Peristiwa tersebut terjadi pada Rabu (19/11/2025) sekitar pukul 20.40 WIT, bertempat di Jalan Dr. Salasana Mudad, tepatnya di kawasan ruko belakang Bank Papua, Kelurahan Fakfak Selatan, Kabupaten Fakfak, Papua Barat. Dari hasil penyelidikan, tersangka diduga tanpa hak dan melawan hukum memiliki, menyimpan, serta menguasai narkotika jenis ganja.

“Dalam pengungkapan kasus ini, kami menyita dua paket ganja kering dengan berat bersih 12,9 gram serta beberapa barang bukti lain yang diduga berkaitan dengan aktivitas peredaran narkotika,” ujar Kompol Henderieta H. Yassu.

Barang bukti yang diamankan antara lain satu unit telepon genggam merek Realme, satu unit sepeda motor Yamaha Mio Gear 125, serta sejumlah barang pendukung lainnya. Sebagian barang bukti telah disisihkan untuk pemeriksaan laboratorium di BPOM Manokwari dan pembuktian di persidangan, sementara sisanya akan dimusnahkan sesuai prosedur hukum.

Atas perbuatannya, tersangka SR dijerat Pasal 111 ayat (1) Undang-Undang Nomor 35 Tahun 2009 tentang Narkotika dengan ancaman pidana penjara paling singkat empat tahun dan paling lama 12 tahun serta denda minimal Rp800 juta dan maksimal Rp8 miliar.

Selain kasus narkotika, Polres Fakfak juga mengungkap tindak pidana pangan berupa peredaran minuman keras lokal jenis sopi. Kasus ini berdasarkan Laporan Polisi Nomor LP/A-10/XI/2025 tertanggal 30 November 2025 dengan tersangka berinisial VT, yang diungkap di Kampung Porum, Distrik Fakfak Barat.

Dari lokasi tersebut, Satresnarkoba menyita tujuh plastik bening berisi sopi, dua jeriken berkapasitas 20 liter dan 30 liter, satu selang penyuling, serta uang tunai yang diduga hasil penjualan. Tersangka dijerat Pasal 204 ayat (1) KUHP dan Pasal 135 Undang-Undang Nomor 18 Tahun 2012 tentang Pangan sebagaimana diubah dalam Undang-Undang Nomor 2 Tahun 2022 tentang Cipta Kerja.
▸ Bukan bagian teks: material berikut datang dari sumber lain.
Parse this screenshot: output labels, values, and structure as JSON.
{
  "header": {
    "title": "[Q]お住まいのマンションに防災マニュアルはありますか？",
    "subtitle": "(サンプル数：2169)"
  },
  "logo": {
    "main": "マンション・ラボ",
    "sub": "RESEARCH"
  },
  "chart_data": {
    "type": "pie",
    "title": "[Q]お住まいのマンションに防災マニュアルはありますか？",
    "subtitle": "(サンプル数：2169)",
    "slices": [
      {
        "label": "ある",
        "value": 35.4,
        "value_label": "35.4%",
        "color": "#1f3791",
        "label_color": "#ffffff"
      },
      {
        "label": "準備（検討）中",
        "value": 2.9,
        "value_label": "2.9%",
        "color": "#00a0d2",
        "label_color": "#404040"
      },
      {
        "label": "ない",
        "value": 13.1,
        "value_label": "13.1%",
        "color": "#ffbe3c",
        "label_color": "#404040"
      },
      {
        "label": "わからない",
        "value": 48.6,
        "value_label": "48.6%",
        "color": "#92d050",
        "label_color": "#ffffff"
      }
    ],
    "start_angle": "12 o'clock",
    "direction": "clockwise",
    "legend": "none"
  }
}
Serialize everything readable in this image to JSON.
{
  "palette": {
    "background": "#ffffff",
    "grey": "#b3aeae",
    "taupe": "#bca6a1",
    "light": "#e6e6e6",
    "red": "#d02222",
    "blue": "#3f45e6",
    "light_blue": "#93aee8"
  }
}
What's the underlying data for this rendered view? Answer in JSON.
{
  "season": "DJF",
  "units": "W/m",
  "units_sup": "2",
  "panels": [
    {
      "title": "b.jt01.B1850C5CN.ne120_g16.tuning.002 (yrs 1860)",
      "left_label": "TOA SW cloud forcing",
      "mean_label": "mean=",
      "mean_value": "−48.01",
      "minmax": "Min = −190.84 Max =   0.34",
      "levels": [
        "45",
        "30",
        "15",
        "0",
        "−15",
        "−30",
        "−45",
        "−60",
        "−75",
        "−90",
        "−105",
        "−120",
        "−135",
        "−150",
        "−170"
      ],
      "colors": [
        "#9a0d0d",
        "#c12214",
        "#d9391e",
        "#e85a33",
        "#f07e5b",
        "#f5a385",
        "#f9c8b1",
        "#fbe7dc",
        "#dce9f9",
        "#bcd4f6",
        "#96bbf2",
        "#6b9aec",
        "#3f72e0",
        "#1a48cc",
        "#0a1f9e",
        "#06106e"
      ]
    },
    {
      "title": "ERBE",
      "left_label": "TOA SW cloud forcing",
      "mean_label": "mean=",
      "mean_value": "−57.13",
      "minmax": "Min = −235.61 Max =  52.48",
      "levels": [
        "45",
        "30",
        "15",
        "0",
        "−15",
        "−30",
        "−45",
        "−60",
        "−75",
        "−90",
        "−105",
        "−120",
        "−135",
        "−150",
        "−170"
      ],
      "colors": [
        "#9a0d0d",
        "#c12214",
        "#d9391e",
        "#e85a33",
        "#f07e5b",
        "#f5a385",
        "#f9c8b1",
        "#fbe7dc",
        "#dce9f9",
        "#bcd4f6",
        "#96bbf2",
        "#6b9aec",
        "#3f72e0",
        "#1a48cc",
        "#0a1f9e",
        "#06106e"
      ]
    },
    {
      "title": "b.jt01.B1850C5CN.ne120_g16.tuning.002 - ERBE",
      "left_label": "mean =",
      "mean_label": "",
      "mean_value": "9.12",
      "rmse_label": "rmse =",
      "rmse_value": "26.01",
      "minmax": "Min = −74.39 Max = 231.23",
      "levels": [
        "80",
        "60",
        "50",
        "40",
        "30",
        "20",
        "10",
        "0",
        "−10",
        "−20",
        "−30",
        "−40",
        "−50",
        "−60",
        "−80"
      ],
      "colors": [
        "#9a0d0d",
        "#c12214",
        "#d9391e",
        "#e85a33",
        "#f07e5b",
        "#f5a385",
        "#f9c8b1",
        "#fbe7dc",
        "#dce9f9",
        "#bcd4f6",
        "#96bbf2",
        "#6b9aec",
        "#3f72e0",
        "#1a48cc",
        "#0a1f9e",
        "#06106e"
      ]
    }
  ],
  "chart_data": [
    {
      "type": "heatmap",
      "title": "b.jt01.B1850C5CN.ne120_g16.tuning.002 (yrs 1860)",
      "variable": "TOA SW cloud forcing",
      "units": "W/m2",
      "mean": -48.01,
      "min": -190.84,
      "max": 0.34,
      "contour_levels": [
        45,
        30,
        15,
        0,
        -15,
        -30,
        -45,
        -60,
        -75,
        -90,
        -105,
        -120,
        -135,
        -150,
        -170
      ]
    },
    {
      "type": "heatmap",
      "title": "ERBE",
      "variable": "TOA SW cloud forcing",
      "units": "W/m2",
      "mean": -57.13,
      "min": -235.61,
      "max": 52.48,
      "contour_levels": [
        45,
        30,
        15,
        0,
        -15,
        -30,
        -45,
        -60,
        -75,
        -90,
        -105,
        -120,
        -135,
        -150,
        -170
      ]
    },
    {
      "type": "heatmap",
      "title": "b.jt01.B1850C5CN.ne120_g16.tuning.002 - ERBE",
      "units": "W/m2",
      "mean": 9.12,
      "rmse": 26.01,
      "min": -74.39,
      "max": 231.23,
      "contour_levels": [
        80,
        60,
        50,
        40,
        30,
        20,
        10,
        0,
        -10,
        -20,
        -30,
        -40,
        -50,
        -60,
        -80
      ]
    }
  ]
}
Mengakhiri konferensi pers, Wakapolres Fakfak mengimbau masyarakat untuk berperan aktif menjaga kamtibmas, khususnya terkait peredaran narkotika dan miras ilegal. Usai konferensi pers, Satresnarkoba Polres Fakfak langsung memusnahkan barang bukti narkotika dan miras dengan disaksikan perwakilan Kejaksaan Negeri Fakfak sebagai bentuk transparansi dan akuntabilitas penegakan hukum.